Nokia predicted to ship around 1.3M Lumia phones in Q4

Nokia (NYSE:NOK) could have shipped around 1.3 million Lumia Windows Phones during the fourth quarter, according to a survey of analysts conducted by Bloomberg. Expectations among the 22 analysts surveyed ranged from sales of 800,000 Lumia phones to 2 million, though the average expectations were above 1 million.

If the forecast proves accurate, the figure would give Nokia an initial shot of relief that its bet-the-company move from Symbian to Windows Phone was the right one to make.

Nokia unveiled its Lumia phones, the 800 and the 710, in October, and began shipping them in select locations in Europe and Asia shortly thereafter. In the United States, the company's 710 went on sale this month through T-Mobile USA for $50 with a service contract, and AT&T Mobility (NYSE:T) is set to release the LTE-capable Lumia 900 sometime in the next few months.

Analysts quoted by Bloomberg noted that Nokia's initial successes in selling Windows Phones could be partially attributed to the struggles of other players. Research In Motion (NASDAQ:RIMM) has been suffering through sluggish sales of BlackBerry devices in locations across the globe, while Android vendors Motorola Mobility (NYSE:MMI) and HTC have both warned of lower-than-expected fourth-quarter results.
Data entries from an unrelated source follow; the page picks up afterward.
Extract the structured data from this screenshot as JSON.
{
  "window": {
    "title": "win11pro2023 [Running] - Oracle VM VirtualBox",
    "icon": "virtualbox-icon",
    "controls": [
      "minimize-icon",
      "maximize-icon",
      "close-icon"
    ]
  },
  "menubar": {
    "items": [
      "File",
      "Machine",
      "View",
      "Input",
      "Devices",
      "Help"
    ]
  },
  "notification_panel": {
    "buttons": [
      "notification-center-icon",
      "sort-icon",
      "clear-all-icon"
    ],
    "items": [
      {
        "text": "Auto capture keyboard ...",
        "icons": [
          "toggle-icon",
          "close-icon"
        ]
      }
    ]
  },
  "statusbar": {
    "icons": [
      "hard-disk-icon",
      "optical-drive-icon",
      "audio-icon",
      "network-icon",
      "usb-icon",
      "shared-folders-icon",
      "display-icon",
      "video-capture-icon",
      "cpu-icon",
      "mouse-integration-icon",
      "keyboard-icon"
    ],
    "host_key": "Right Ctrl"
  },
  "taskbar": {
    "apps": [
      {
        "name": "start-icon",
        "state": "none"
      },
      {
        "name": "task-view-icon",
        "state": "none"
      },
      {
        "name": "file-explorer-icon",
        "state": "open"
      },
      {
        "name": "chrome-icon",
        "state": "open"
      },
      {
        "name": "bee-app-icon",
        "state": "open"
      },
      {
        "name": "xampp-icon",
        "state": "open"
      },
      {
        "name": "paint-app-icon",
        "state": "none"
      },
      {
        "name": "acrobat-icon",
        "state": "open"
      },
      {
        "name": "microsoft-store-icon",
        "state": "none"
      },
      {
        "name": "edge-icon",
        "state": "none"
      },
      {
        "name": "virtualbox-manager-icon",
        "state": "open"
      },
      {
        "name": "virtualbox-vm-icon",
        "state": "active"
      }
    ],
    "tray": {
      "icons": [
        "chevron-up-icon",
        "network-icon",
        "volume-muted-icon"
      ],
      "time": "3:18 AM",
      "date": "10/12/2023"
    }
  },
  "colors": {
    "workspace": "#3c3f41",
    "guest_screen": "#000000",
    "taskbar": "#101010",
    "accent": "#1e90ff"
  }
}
On the other hand, Samsung and Apple (NASDAQ:AAPL) are expected to have sizable fourth-quarter results, thanks to the Galaxy S II and the iPhone, respectively.

Though Nokia remains the world's largest overall handset vendor with 27.1 percent of the market in the third quarter, according to IDC, the company fell to third place among the world's smartphone vendors, behind Samsung and Apple. But some analysts expect Nokia's bet on Windows Phone--Nokia in February 2011 shocked the wireless world by transitioning its smartphone business to Microsoft's (NASDAQ:MSFT) platform--to pay off. Research firm iSuppli predicted Windows Phone smartphone market share will increase from 1.9 percent in 2011 to 16.7 percent of all smartphones shipped in 2015--making the platform second behind only Android. The firm credits Nokia with a large part of that growth--iSuppli said Nokia will account for 50 percent of all Windows Phone devices sold in 2012.

However, iSuppli's forecasts should be taken with a grain of salt: The firm in 2009 predicted Windows Mobile--the platform Microsoft has now discontinued--would command "15.3 percent share of the global market in 2013, second only to the Symbian operating system, which will control 47.6 percent."